KUQA, China - À sombra de grutas budistas centenárias ao longo das lendárias rotas de caravanas que, no passado, ligavam a China à Pérsia e ao Mediterrâneo, mais de vinte criadores de conteúdo de onze países reúnem-se esta semana para apresentar ao mundo um dos mais importantes cruzamentos históricos da Ásia.
A viagem de uma semana, intitulada "This Summer, Meet Kuqa", acontece de 3 a 9 de agosto de 2026 e levará os influenciadores visitantes a nove condados e cidades da Prefeitura de Aksu, no noroeste da China — uma região há muito reconhecida como um dos principais centros da antiga Rota da Seda.
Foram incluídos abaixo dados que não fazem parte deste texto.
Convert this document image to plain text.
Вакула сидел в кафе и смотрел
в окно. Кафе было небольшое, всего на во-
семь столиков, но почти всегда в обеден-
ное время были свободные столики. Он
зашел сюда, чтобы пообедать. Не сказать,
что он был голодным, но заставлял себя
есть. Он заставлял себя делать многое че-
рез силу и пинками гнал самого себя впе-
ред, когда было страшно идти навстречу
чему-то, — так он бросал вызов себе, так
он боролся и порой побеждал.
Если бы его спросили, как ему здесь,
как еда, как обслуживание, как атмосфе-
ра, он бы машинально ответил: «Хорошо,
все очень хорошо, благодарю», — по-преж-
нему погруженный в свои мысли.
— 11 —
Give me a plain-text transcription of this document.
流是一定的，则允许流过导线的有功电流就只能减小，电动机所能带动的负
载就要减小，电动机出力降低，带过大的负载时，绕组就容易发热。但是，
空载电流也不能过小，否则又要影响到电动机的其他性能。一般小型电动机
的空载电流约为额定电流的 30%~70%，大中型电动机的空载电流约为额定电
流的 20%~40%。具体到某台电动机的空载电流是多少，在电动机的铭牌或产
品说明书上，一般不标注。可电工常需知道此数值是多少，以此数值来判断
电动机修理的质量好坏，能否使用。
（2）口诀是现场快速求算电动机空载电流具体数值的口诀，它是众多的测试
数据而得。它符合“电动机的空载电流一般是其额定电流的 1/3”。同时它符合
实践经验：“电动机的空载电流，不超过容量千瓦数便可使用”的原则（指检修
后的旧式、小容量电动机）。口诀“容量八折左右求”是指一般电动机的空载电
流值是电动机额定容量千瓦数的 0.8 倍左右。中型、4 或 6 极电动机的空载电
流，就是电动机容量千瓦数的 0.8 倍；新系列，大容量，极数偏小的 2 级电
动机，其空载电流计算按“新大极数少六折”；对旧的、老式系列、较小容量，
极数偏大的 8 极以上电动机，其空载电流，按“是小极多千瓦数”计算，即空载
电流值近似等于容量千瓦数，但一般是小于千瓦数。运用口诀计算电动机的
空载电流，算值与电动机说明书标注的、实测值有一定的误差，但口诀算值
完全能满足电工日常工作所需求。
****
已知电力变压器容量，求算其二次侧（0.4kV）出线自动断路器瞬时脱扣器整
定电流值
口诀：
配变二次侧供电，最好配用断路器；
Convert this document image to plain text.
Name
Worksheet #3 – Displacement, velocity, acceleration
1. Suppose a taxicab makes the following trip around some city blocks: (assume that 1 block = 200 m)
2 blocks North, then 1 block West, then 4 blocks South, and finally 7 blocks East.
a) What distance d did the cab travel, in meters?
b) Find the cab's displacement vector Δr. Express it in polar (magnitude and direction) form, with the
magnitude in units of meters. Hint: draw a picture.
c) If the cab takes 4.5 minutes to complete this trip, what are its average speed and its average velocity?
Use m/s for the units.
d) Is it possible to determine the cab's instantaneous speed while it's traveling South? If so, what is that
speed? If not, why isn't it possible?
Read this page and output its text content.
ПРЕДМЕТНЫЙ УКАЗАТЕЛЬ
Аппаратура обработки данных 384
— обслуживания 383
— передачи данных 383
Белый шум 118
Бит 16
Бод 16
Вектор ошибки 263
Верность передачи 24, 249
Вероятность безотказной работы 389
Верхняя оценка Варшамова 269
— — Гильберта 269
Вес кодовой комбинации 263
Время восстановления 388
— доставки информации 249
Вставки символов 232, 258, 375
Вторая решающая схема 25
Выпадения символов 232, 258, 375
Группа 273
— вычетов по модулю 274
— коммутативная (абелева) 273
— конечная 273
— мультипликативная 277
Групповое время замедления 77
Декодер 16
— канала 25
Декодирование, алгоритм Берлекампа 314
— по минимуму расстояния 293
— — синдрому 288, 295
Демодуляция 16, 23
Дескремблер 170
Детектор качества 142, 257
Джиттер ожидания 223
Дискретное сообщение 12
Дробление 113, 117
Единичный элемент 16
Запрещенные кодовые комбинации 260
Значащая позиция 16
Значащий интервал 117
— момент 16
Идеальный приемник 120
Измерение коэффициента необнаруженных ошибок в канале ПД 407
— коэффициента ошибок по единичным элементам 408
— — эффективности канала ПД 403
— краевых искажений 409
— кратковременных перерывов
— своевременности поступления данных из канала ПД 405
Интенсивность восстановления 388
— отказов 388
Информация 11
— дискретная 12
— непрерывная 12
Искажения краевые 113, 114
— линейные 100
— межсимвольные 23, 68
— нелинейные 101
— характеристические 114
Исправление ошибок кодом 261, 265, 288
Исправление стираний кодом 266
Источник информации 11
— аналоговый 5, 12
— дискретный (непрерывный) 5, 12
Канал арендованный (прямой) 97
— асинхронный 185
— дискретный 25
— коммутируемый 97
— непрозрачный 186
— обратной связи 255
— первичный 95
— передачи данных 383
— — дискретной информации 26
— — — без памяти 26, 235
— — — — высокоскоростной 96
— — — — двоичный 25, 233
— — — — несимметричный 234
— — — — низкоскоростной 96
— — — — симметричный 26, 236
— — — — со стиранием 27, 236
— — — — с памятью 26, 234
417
A programação tem início com uma cerimônia de abertura no Museu de Kuqa, que abriga uma valiosa coleção de artefatos de Qiuci (também conhecido como Kucha), testemunhos de mais de mil anos de intercâmbio cultural ao longo da Rota da Seda.
O legado de um antigo reino
A antiga Kucha foi um reino-oásis onde as civilizações chinesa, persa, indiana e greco-romana se encontraram entre os séculos III e VIII d.C. Como um dos mais importantes centros da Rota da Seda do Norte, tornou-se um polo de intercâmbio cultural, artístico e comercial, difundindo sua influência muito além da região ao longo da Rota da Seda.
Nas proximidades encontram-se as Grutas de Kizil, escavadas em penhascos de arenito vermelho e decoradas com murais de aproximadamente 1.700 anos. Segundo muitos estudiosos, essas grutas são mais antigas e, em alguns aspectos, comparáveis às mais conhecidas Grutas de Mogao, em Dunhuang, mais a leste.
Esse legado histórico ocupa um lugar central no roteiro da viagem. Os criadores de conteúdo visitarão oficinas dedicadas à preservação das técnicas tradicionais de pintura mural e fabricação de instrumentos musicais, além de assistir a apresentações ao vivo da música e da dança de Kuqa — uma expressão artística cuja influência, segundo historiadores, ajudou a moldar o entretenimento das cortes durante as dinastias chinesas.
"Há uma tendência de pensar na Rota da Seda como algo que existe apenas nos livros de história", afirmou um integrante da equipe organizadora.
"Queremos que o público veja que essas tradições continuam vivas e permanecem parte da vida cotidiana."

Muito além dos museus
O percurso segue três rotas que partem de Kuqa em direção às cidades-oásis de Xinhe e Shaya, estendendo-se depois mais a oeste para Baicheng, Wensu, a cidade de Aksu, Awat, Wushi e Kalpin — localidades irrigadas por rios que descem das Montanhas Tianshan.
Os roteiros incluem desde caminhadas por vales alimentados por geleiras até visitas a famílias agricultoras durante a colheita de uvas e melões, refletindo a reputação da região como produtora de algumas das frutas mais doces da China.
Segundo os organizadores, o objetivo é promover uma interação autêntica com a cultura local e proporcionar aos participantes — muitos deles com grande audiência na Europa, América Latina, Sudeste Asiático e África — uma compreensão mais profunda da vida cotidiana ao longo da antiga rota comercial.

Um destino em ascensão
Aksu, até recentemente pouco conhecida pela maioria dos viajantes internacionais, vem sendo promovida pelas autoridades regionais de turismo como um destino emergente — um lugar onde é possível conhecer o patrimônio da Rota da Seda sem as multidões que caracterizam destinos como Xi'an ou Dunhuang.
Os organizadores esperam que as publicações dos influenciadores — incluindo vídeos curtos, fotografias e vlogs — contribuam para atrair um número maior de visitantes internacionais nas próximas temporadas turísticas.
A recuperação do turismo na China foi fortalecida por uma ampliação das iniciativas de promoção internacional. Os criadores de conteúdo compartilharão suas experiências em plataformas como YouTube, Instagram e TikTok para alcançar especialmente o público mais jovem.
Uma Rota da Seda viva
Para os criadores de conteúdo, o principal atrativo está menos nas apresentações formais e mais na experiência direta: artesãos demonstrando diante das câmeras técnicas transmitidas ao longo de séculos e paisagens — que combinam deserto, vales glaciais e pomares — ainda pouco conhecidas pelo público internacional.
Como resumiu um dos participantes antes do início da viagem, o encanto de Kuqa está menos em visitar um único monumento do que em "vivenciar o ritmo cotidiano de uma antiga civilização" — uma experiência que, segundo esperam os organizadores, inspirará cada vez mais pessoas a descobrir Kuqa por si mesmas.